I was raised Catholic & went to 12 years of parochial school. Parents are Republicans, but not too far to the right, though everything that’s wrong with this country is the Democratic Party’s fault.

It was quite a day 12 years ago or so that I told my mom that not only didn’t I have faith in the Catholic Church, but I’m not Christian at all. And I’m pretty much a Democrat. We just don’t talk religion or politics. If something comes up I just nod my head and say, “Mmmmm”, until something different comes up.

Family are evangelical Christians of various stripes. I’m the agnostic liberal heathen who voted, and voted Democrat.

We don’t get into deep discussions much. :slight_smile:

Mom is a uber-Catholic and very right-wing. Dad was uber-Libertatian and fairly non-religious.
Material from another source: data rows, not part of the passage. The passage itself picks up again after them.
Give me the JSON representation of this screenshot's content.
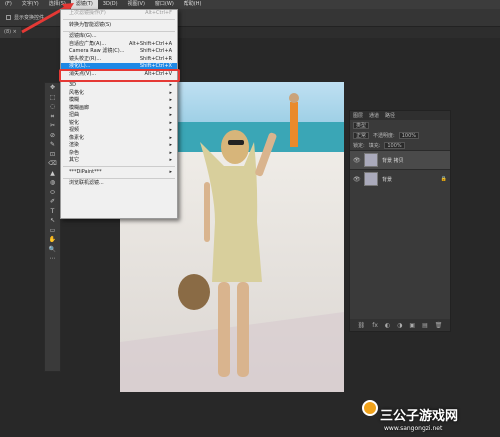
{
  "menubar": {
    "items": [
      "(F)",
      "文字(Y)",
      "选择(S)",
      "滤镜(T)",
      "3D(D)",
      "视图(V)",
      "窗口(W)",
      "帮助(H)"
    ],
    "active_index": 3
  },
  "optbar": {
    "checkbox_label": "显示变换控件"
  },
  "tab": {
    "label": "(8) ×"
  },
  "filter_menu": {
    "items": [
      {
        "label": "上次滤镜操作(F)",
        "shortcut": "Alt+Ctrl+F",
        "state": "disabled"
      },
      {
        "sep": true
      },
      {
        "label": "转换为智能滤镜(S)",
        "shortcut": ""
      },
      {
        "sep": true
      },
      {
        "label": "滤镜库(G)...",
        "shortcut": ""
      },
      {
        "label": "自适应广角(A)...",
        "shortcut": "Alt+Shift+Ctrl+A"
      },
      {
        "label": "Camera Raw 滤镜(C)...",
        "shortcut": "Shift+Ctrl+A"
      },
      {
        "label": "镜头校正(R)...",
        "shortcut": "Shift+Ctrl+R"
      },
      {
        "label": "液化(L)...",
        "shortcut": "Shift+Ctrl+X",
        "state": "highlight"
      },
      {
        "label": "消失点(V)...",
        "shortcut": "Alt+Ctrl+V"
      },
      {
        "sep": true
      },
      {
        "label": "3D",
        "sub": true
      },
      {
        "label": "风格化",
        "sub": true
      },
      {
        "label": "模糊",
        "sub": true
      },
      {
        "label": "模糊画廊",
        "sub": true
      },
      {
        "label": "扭曲",
        "sub": true
      },
      {
        "label": "锐化",
        "sub": true
      },
      {
        "label": "视频",
        "sub": true
      },
      {
        "label": "像素化",
        "sub": true
      },
      {
        "label": "渲染",
        "sub": true
      },
      {
        "label": "杂色",
        "sub": true
      },
      {
        "label": "其它",
        "sub": true
      },
      {
        "sep": true
      },
      {
        "label": "***DiPaint***",
        "sub": true
      },
      {
        "sep": true
      },
      {
        "label": "浏览联机滤镜...",
        "shortcut": ""
      }
    ]
  },
  "tools": [
    "✥",
    "⬚",
    "◌",
    "⌗",
    "✂",
    "⊘",
    "✎",
    "⊡",
    "⌫",
    "▲",
    "◍",
    "⬭",
    "✐",
    "T",
    "↖",
    "▭",
    "✋",
    "🔍",
    "⋯"
  ],
  "layers_panel": {
    "tabs": [
      "图层",
      "通道",
      "路径"
    ],
    "kind_label": "类型",
    "blend_mode": "正常",
    "opacity_label": "不透明度:",
    "opacity_value": "100%",
    "lock_label": "锁定:",
    "fill_label": "填充:",
    "fill_value": "100%",
    "layers": [
      {
        "name": "背景 拷贝",
        "selected": true
      },
      {
        "name": "背景",
        "selected": false,
        "locked": true
      }
    ],
    "footer_icons": [
      "⛓",
      "fx",
      "◐",
      "◑",
      "▣",
      "▤",
      "🗑"
    ]
  },
  "watermark": {
    "title": "三公子游戏网",
    "url": "www.sangongzi.net"
  }
}
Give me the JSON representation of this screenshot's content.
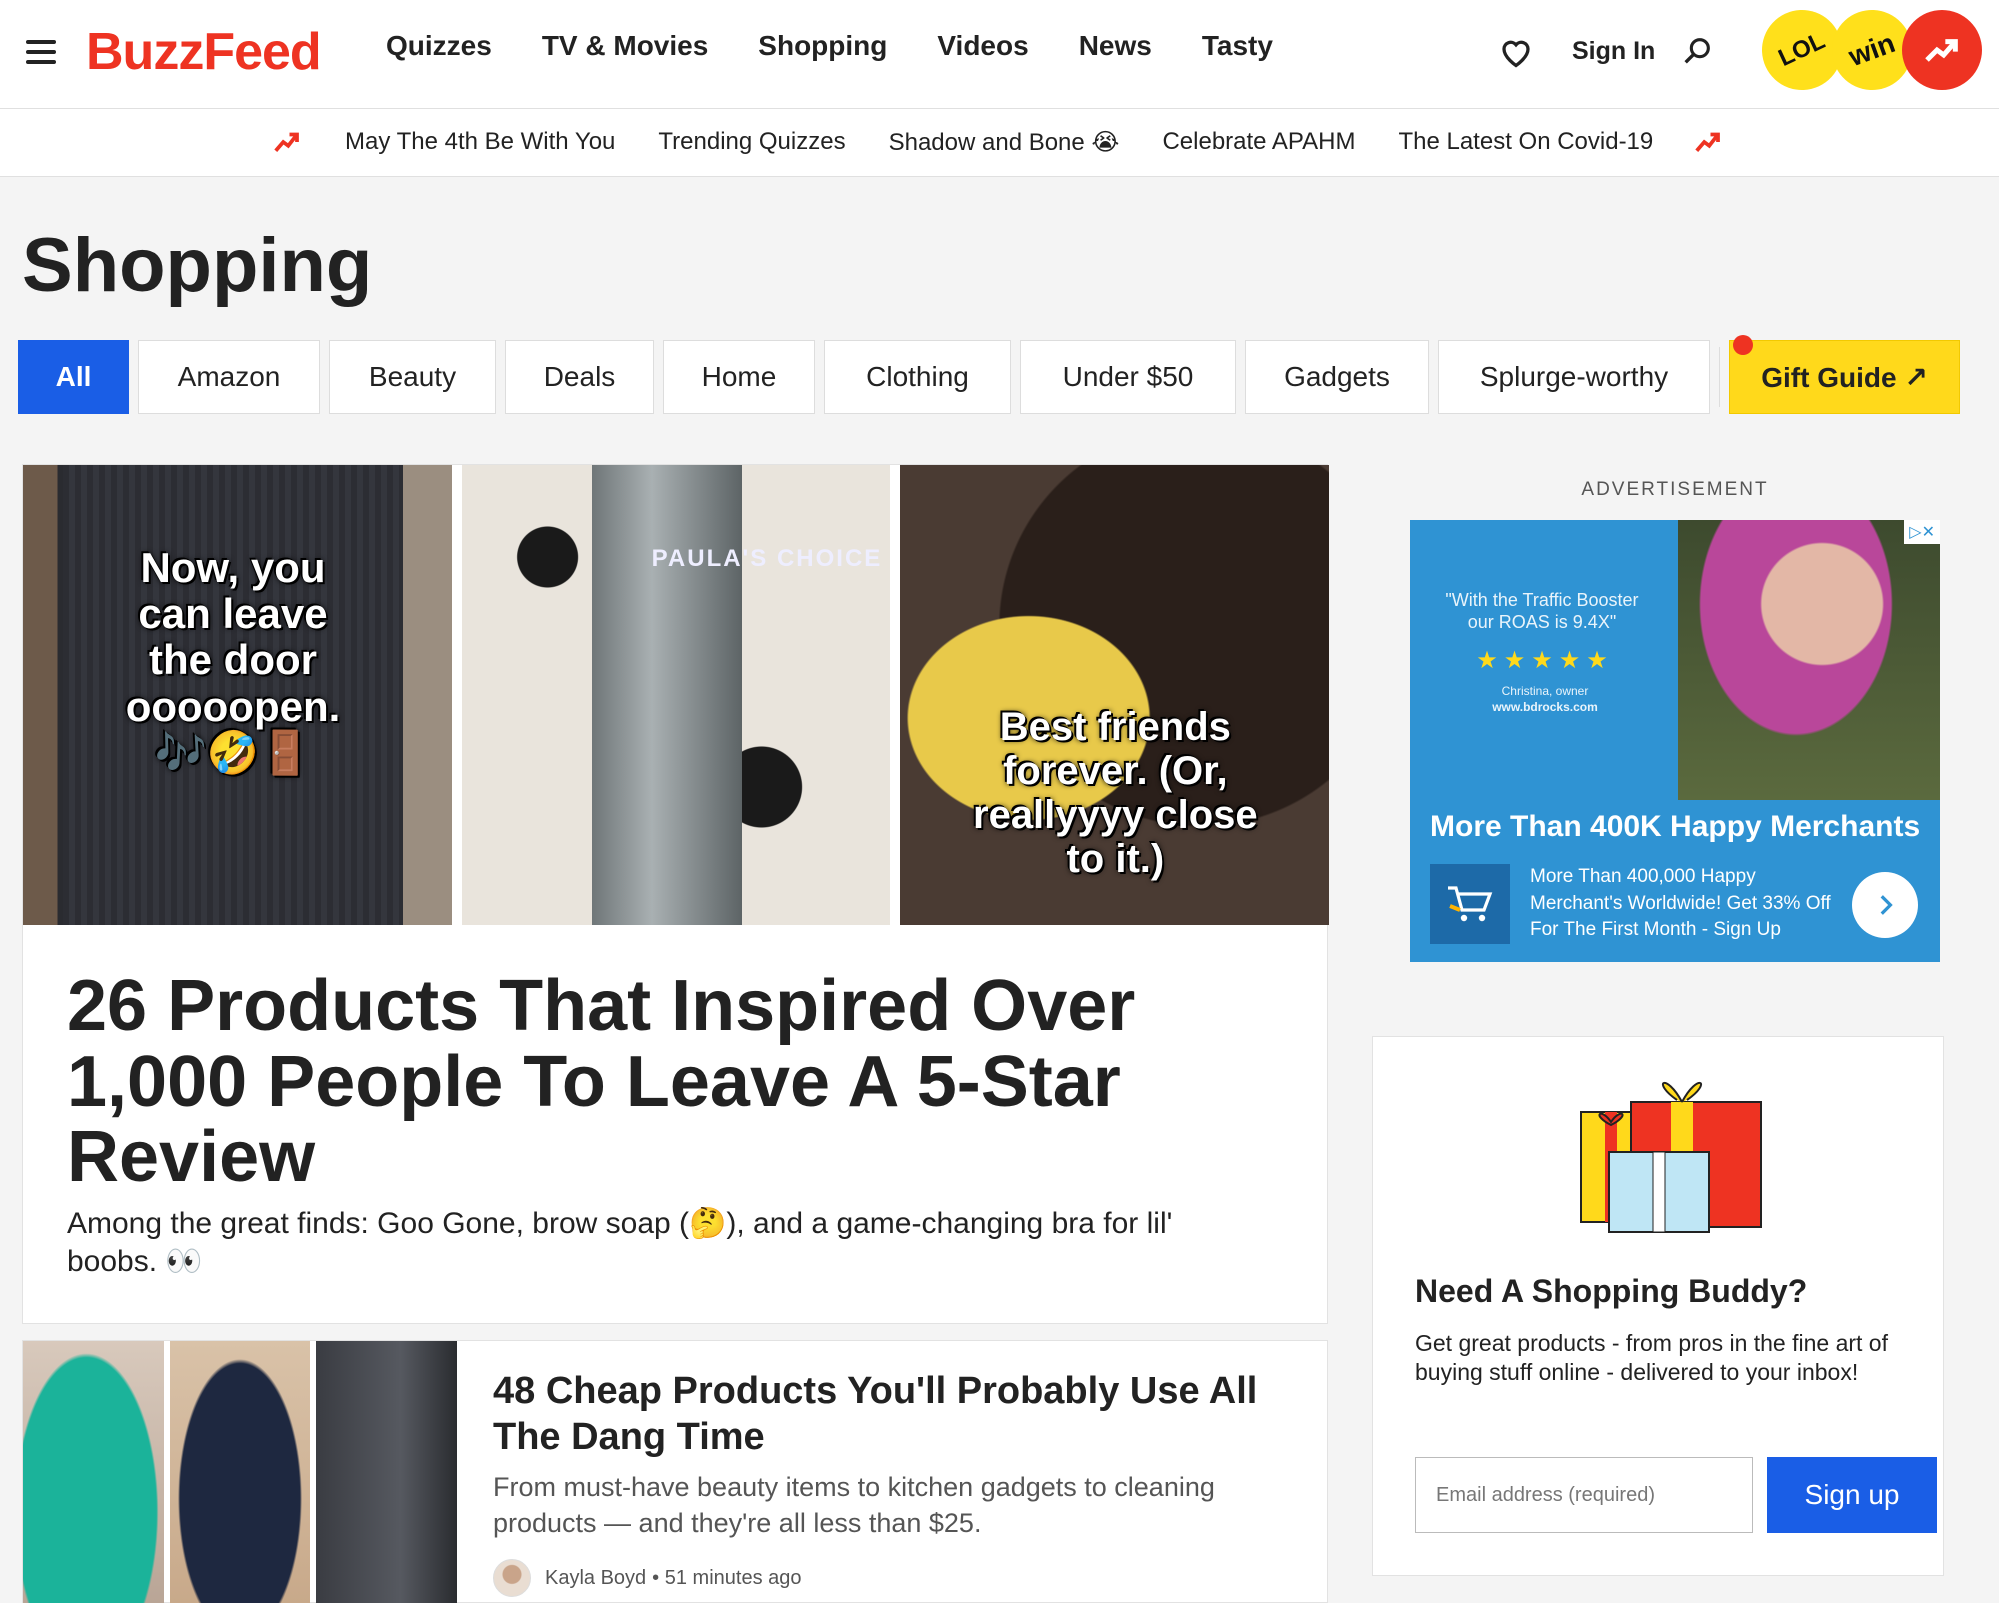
{
  "header": {
    "logo": "BuzzFeed",
    "nav": [
      "Quizzes",
      "TV & Movies",
      "Shopping",
      "Videos",
      "News",
      "Tasty"
    ],
    "signin": "Sign In",
    "badges": {
      "lol": "LOL",
      "win": "win"
    },
    "icons": [
      "hamburger-icon",
      "heart-icon",
      "search-icon",
      "trending-icon"
    ]
  },
  "trending": {
    "links": [
      "May The 4th Be With You",
      "Trending Quizzes",
      "Shadow and Bone 😭",
      "Celebrate APAHM",
      "The Latest On Covid-19"
    ]
  },
  "page": {
    "title": "Shopping",
    "filters": [
      "All",
      "Amazon",
      "Beauty",
      "Deals",
      "Home",
      "Clothing",
      "Under $50",
      "Gadgets",
      "Splurge-worthy"
    ],
    "gift_guide": "Gift Guide ↗"
  },
  "feature": {
    "image_text_1": "Now, you can leave the door ooooopen. 🎶🤣🚪",
    "image_text_2": "PAULA'S CHOICE",
    "image_text_3": "Best friends forever. (Or, reallyyyy close to it.)",
    "title": "26 Products That Inspired Over 1,000 People To Leave A 5-Star Review",
    "desc": "Among the great finds: Goo Gone, brow soap (🤔), and a game-changing bra for lil' boobs. 👀"
  },
  "card2": {
    "title": "48 Cheap Products You'll Probably Use All The Dang Time",
    "desc": "From must-have beauty items to kitchen gadgets to cleaning products — and they're all less than $25.",
    "author": "Kayla Boyd",
    "time": "• 51 minutes ago"
  },
  "ad": {
    "label": "ADVERTISEMENT",
    "quote": "\"With the Traffic Booster our ROAS is 9.4X\"",
    "stars": "★★★★★",
    "attrib_name": "Christina, owner",
    "attrib_url": "www.bdrocks.com",
    "headline": "More Than 400K Happy Merchants",
    "body": "More Than 400,000 Happy Merchant's Worldwide! Get 33% Off For The First Month - Sign Up"
  },
  "newsletter": {
    "title": "Need A Shopping Buddy?",
    "desc": "Get great products - from pros in the fine art of buying stuff online - delivered to your inbox!",
    "placeholder": "Email address (required)",
    "button": "Sign up"
  },
  "colors": {
    "brand": "#ee3322",
    "accent": "#1a5ee6",
    "gift": "#ffd91b"
  }
}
I am Libertarian in most ways, but think basic services are the government’s responsibility including health care (hoping for universal coverage) and would like a small defensive only military. I am fairly non-religious but if asked, consider myself Muslim.

My political views are independent of my family.

Ever since Bush, I’ve noticed how my grandmother’s view’s change with the news-cycle or whatnot. God bless her. She would be perfect for polling.

My parents are more conservative than I am on most issues. My father used to be very Republican, but he’s absolutely disgusted with the party now. My mother is somewhat more conservative than the Democratic party platform, but she usually finds that the Dem candidate is closer to her views than the Repub one is. My father is a cradle Catholic, and my mother was a Protestant, but converted to Catholicism when I was in my early 20s. I am a devout atheist. :slight_smile:

I am extremely liberal in some ways, and extremely conservative in others. For example, the main reason why I oppose the death penalty in our justice system is because I see so many wrongful convictions. On the other hand, I don’t believe that anyone who is committing a criminal act is entitled to have a safe environment. IOW, I think it should be fine and dandy to set any sort of boobytrap, from the mildly embarrassing right up to lethal. Yeah, the occasional trespasser might get injured, but I believe that most acts of trespassing are far less innocent than are claimed. As for stupid people wandering into the boobytrap, I think that the gene pool needs a little chlorine in it. I think that Darwin award contestants should be allowed to win their awards.

you’re breathing?

Ah grandparents.

During the elections, I asked my grandmother for whom she would be voting. Mind you, she’s in her 80’s, on Social Security, living in government subsidized housing, and on Medicare. She replied that she would be voting for McCain because if Obama won, the Muslims would “take over”.